Fig. 4. SPD-2 and PLK-1 independently bind to SPD-5::GFP networks and cooperatively stimulate network formation in vitro.

(A) Kinetics of 6.25 nM SPD-5::GFP network formation in the presence of 12.5 nM SPD-2 and/or 6.25 nM PLK-1. Values represent mean with 95% confidence intervals (n= 8–14).

(B) Representative images of SPD-5::GFP networks from (A) after 60 min. Scale bar, 25 µm.

(C) Dual color images of SPD-5::TagRFP networks assembled in the presence of GFP::SPD-2 or PLK-1::GFP. Scale bar, 5 µm. See also Figure S6.

(D) Triple color images of SPD-5::TagRFP networks assembled in the presence of GFP::SPD-2 and PLK-1-Alexa405. Scale bar, 5 µm.

(E) Co-localization analysis using structured illumination microscopy. For each image pair, the right panel depicts a zoomed-in image of the non-network-assembled SPD-5::TagRFP particles selected from the area bounded by the yellow box. Scale bar, 5 µm (left panel), 1 µm (zoomed in, right panel).

In vivo, loss of SPD-5 abolishes recruitment of all known PCM proteins, suggesting that SPD-5 forms the structural framework of the PCM (7). To test if in vitro assembled SPD-5 networks could serve as scaffolds for the recruitment of other PCM proteins, we observed SPD-5::TagRFP networks assembled in the presence of fluorescently-labeled PLK-1 and SPD-2. PLK-1::GFP and GFP::SPD-2 were both recruited to SPD-5::TagRFP networks independently of each other (Fig. 4C). Purified γ-tubulin and four non-centrosomal proteins were not recruited to SPD-5::TagRFP networks (Fig. S6B,C), demonstrating that the association of PLK-1 and SPD-2 with SPD-5 networks is specific. Alexa405-labeled PLK-1 and GFP::SPD-2 were simultaneously recruited to the same networks (Fig. 4D). Thus, PLK-1 and SPD-2 can exist concomitantly on SPD-5 networks and their localization is not interdependent.
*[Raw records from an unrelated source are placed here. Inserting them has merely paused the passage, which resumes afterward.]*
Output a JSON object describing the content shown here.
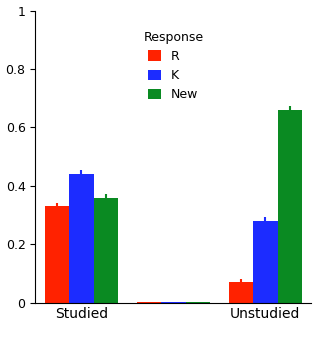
{
  "chart_data": {
    "type": "bar",
    "categories": [
      "Studied",
      null,
      "Unstudied"
    ],
    "legend_title": "Response",
    "legend": "upper center",
    "series": [
      {
        "name": "R",
        "color": "#ff2200",
        "values": [
          0.33,
          0.003,
          0.07
        ],
        "errors": [
          0.012,
          0.0,
          0.012
        ]
      },
      {
        "name": "K",
        "color": "#1c2cff",
        "values": [
          0.44,
          0.003,
          0.28
        ],
        "errors": [
          0.013,
          0.0,
          0.013
        ]
      },
      {
        "name": "New",
        "color": "#0a8a22",
        "values": [
          0.36,
          0.003,
          0.66
        ],
        "errors": [
          0.013,
          0.0,
          0.013
        ]
      }
    ],
    "ylim": [
      0,
      1
    ],
    "yticks": [
      0,
      0.2,
      0.4,
      0.6,
      0.8,
      1
    ]
  }
}
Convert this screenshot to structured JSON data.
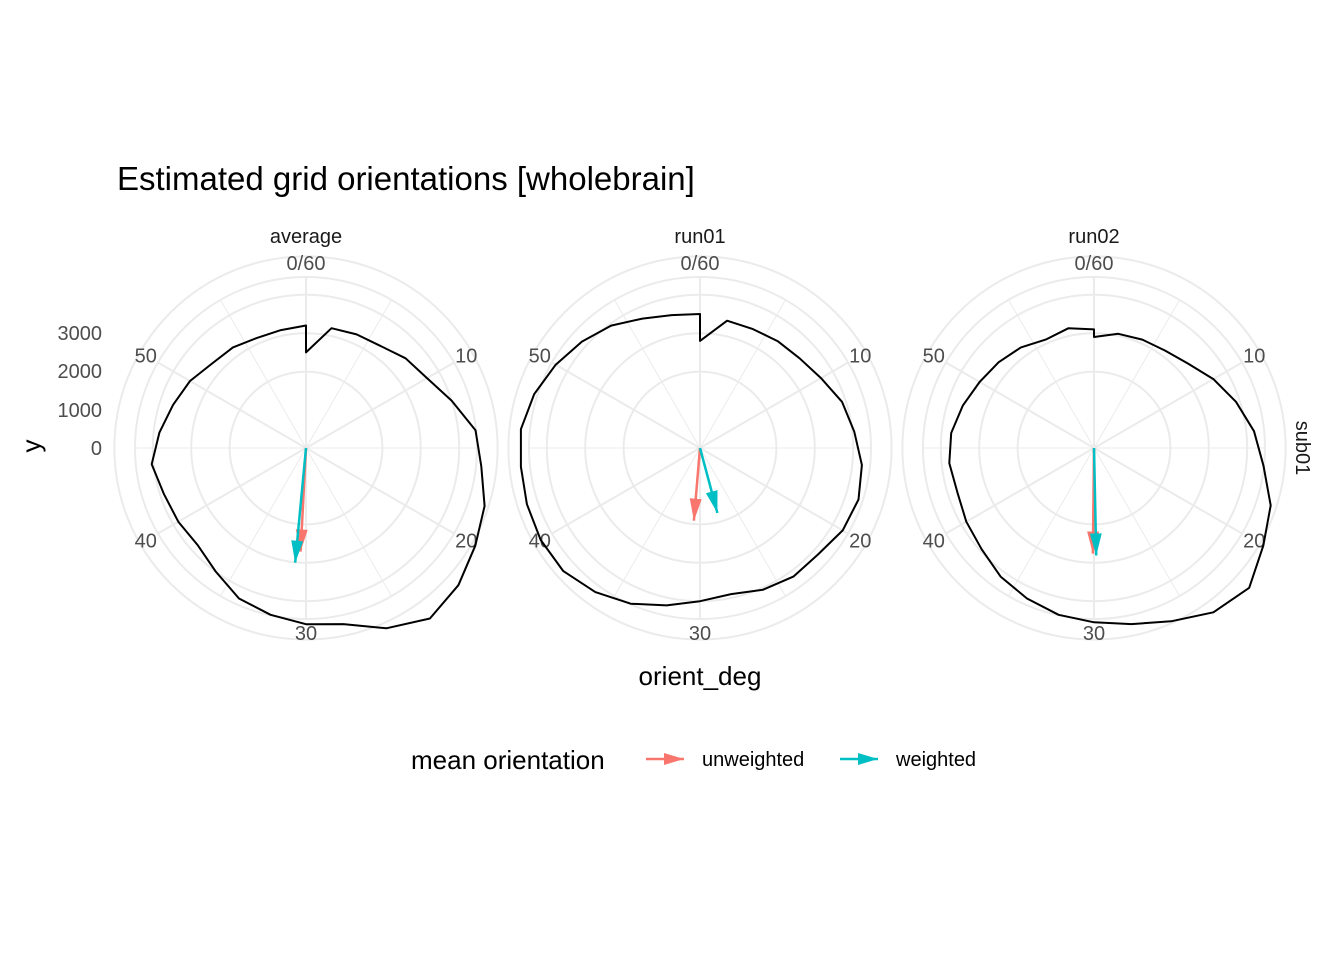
{
  "chart_data": {
    "type": "line",
    "coord": "polar",
    "title": "Estimated grid orientations [wholebrain]",
    "xlabel": "orient_deg",
    "ylabel": "y",
    "facet_row_label": "sub01",
    "x_range": [
      0,
      60
    ],
    "x_tick_labels": [
      "0/60",
      "10",
      "20",
      "30",
      "40",
      "50"
    ],
    "x_ticks": [
      0,
      10,
      20,
      30,
      40,
      50
    ],
    "ylim": [
      -1000,
      3500
    ],
    "y_tick_labels": [
      "0",
      "1000",
      "2000",
      "3000"
    ],
    "y_ticks": [
      0,
      1000,
      2000,
      3000
    ],
    "grid": true,
    "legend": {
      "title": "mean orientation",
      "placement": "bottom",
      "entries": [
        {
          "label": "unweighted",
          "color": "#F8766D"
        },
        {
          "label": "weighted",
          "color": "#00BFC4"
        }
      ]
    },
    "panels": [
      {
        "label": "average",
        "series_x": [
          0,
          2,
          4,
          6,
          8,
          10,
          12,
          14,
          16,
          18,
          20,
          22,
          24,
          26,
          28,
          30,
          32,
          34,
          36,
          38,
          40,
          42,
          44,
          46,
          48,
          50,
          52,
          54,
          56,
          58,
          60
        ],
        "series_y": [
          500,
          1200,
          1250,
          1300,
          1500,
          1650,
          2000,
          2450,
          2600,
          2900,
          3100,
          3350,
          3500,
          3150,
          2700,
          2600,
          2450,
          2300,
          2000,
          1800,
          1850,
          1900,
          2050,
          1850,
          1650,
          1500,
          1300,
          1250,
          1150,
          1150,
          1200
        ],
        "arrows": [
          {
            "name": "unweighted",
            "angle_deg": 30.5,
            "length": 2700
          },
          {
            "name": "weighted",
            "angle_deg": 30.9,
            "length": 3000
          }
        ]
      },
      {
        "label": "run01",
        "series_x": [
          0,
          2,
          4,
          6,
          8,
          10,
          12,
          14,
          16,
          18,
          20,
          22,
          24,
          26,
          28,
          30,
          32,
          34,
          36,
          38,
          40,
          42,
          44,
          46,
          48,
          50,
          52,
          54,
          56,
          58,
          60
        ],
        "series_y": [
          800,
          1400,
          1400,
          1450,
          1500,
          1650,
          1900,
          2050,
          2250,
          2350,
          2300,
          2150,
          2150,
          2050,
          1900,
          2000,
          2200,
          2450,
          2650,
          2800,
          2800,
          2750,
          2700,
          2700,
          2550,
          2350,
          2150,
          1950,
          1700,
          1550,
          1500
        ],
        "arrows": [
          {
            "name": "unweighted",
            "angle_deg": 30.8,
            "length": 1900
          },
          {
            "name": "weighted",
            "angle_deg": 27.5,
            "length": 1750
          }
        ]
      },
      {
        "label": "run02",
        "series_x": [
          0,
          2,
          4,
          6,
          8,
          10,
          12,
          14,
          16,
          18,
          20,
          22,
          24,
          26,
          28,
          30,
          32,
          34,
          36,
          38,
          40,
          42,
          44,
          46,
          48,
          50,
          52,
          54,
          56,
          58,
          60
        ],
        "series_y": [
          900,
          1050,
          1100,
          1150,
          1300,
          1600,
          1900,
          2200,
          2450,
          2850,
          3100,
          3450,
          3300,
          2950,
          2700,
          2550,
          2450,
          2300,
          2150,
          1950,
          1850,
          1750,
          1800,
          1750,
          1600,
          1450,
          1350,
          1250,
          1100,
          1200,
          1100
        ],
        "arrows": [
          {
            "name": "unweighted",
            "angle_deg": 30.1,
            "length": 2750
          },
          {
            "name": "weighted",
            "angle_deg": 29.8,
            "length": 2800
          }
        ]
      }
    ]
  }
}
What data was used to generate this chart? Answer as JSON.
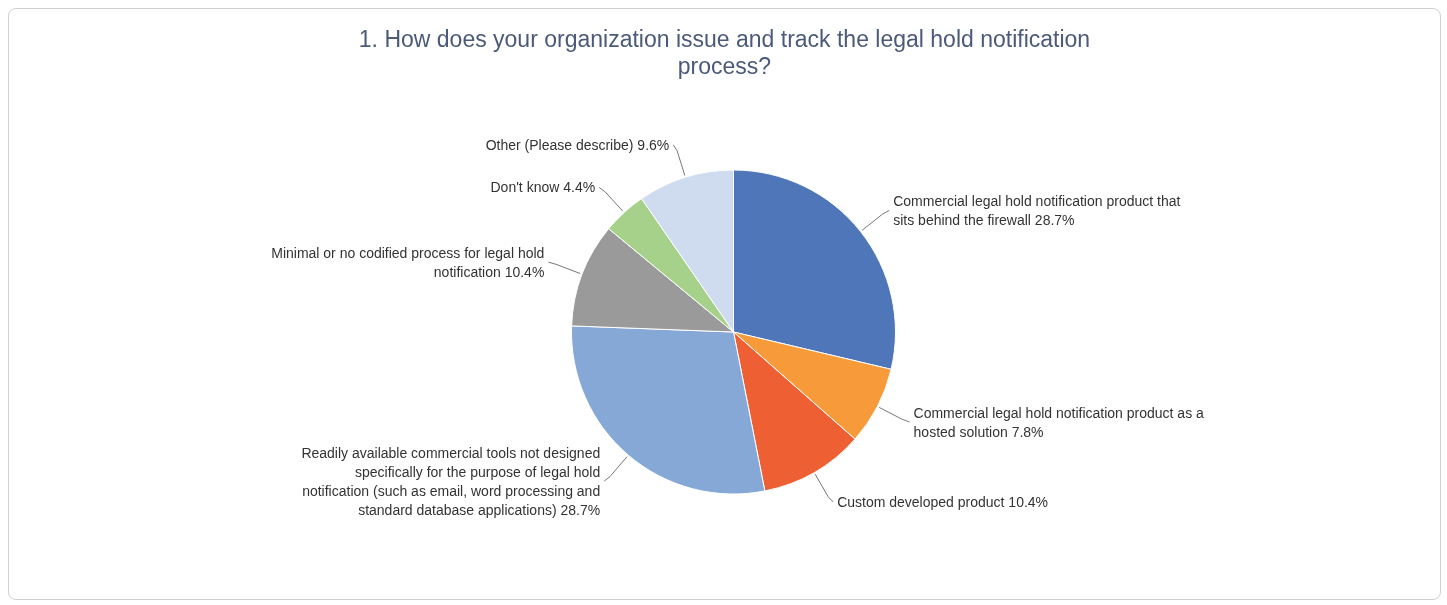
{
  "chart_data": {
    "type": "pie",
    "title": "1. How does your organization issue and track the legal hold notification process?",
    "categories": [
      "Commercial legal hold notification product that sits behind the firewall",
      "Commercial legal hold notification product as a hosted solution",
      "Custom developed product",
      "Readily available commercial tools not designed specifically for the purpose of legal hold notification (such as email, word processing and standard database applications)",
      "Minimal or no codified process for legal hold notification",
      "Don't know",
      "Other (Please describe)"
    ],
    "values": [
      28.7,
      7.8,
      10.4,
      28.7,
      10.4,
      4.4,
      9.6
    ],
    "value_labels": [
      "28.7%",
      "7.8%",
      "10.4%",
      "28.7%",
      "10.4%",
      "4.4%",
      "9.6%"
    ],
    "colors": [
      "#4f76b8",
      "#f79a3a",
      "#ee5f33",
      "#86a8d6",
      "#9a9a9a",
      "#a6d18a",
      "#cfdcef"
    ],
    "legend": false
  }
}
Structured illumination microscopy revealed that non-network-associated SPD-5::TagRFP particles did not co-localize with either PLK-1::GFP or GFP::SPD-2 (Fig. 4E), suggesting that only the network-assembled form of SPD-5 can bind to PLK-1 and SPD-2. To further test this possibility, we determined the amount of SPD-2 or PLK-1 that co-precipitated with beads coated with non-assembled SPD-5. As expected, we did not detect enrichment in the amount of SPD-2 or PLK-1 pulled down by the SPD-5-coated beads as compared to the control beads (Fig. S6D). Thus, SPD-5 networks, rather than unassembled SPD-5 molecules, serve as scaffolds for the recruitment of SPD-2 and PLK-1 in vitro. Indeed, a recent study shows that SPD-5, SPD-2, and PLK-1 do not interact prior to their incorporation into the PCM in living embryos (15). Yeast-two-hybrid analysis has shown that a SPD-5 fragment can interact with SPD-2 (26). In light of our findings, it is possible that this interaction domain is blocked when SPD-5 is monomeric, but becomes accessible when SPD-5 molecules assemble into a network.

In summary, we have developed an in vitro system for studying regulated PCM assembly. The coiled-coil protein SPD-5 can polymerize into interconnected, porous networks that specifically recruit downstream PCM proteins such as PLK-1, SPD-2, and ZYG-9 (chTOG homolog) (Fig. S6B,C). Thus, SPD-5 networks are likely to represent the structural framework of the PCM. PLK-1 kinase directly phosphorylates SPD-5 to promote its polymerization and mitotic PCM expansion, and SPD-2 makes an additional independent contribution to PCM assembly. Consistent with our findings for C. elegans SPD-5, PCM formation in Drosophila requires SPD-2 and Polo kinase phosphorylation at multiple sites on centrosomin (Cdk5RAP2) (27, 28). Like SPD-5, centrosomin is a large coiled-coil protein that recruits downstream PCM proteins (7, 27–30). Thus, SPD-2/Polo kinase-driven polymerization of a scaffolding component is a conserved mechanism for PCM assembly.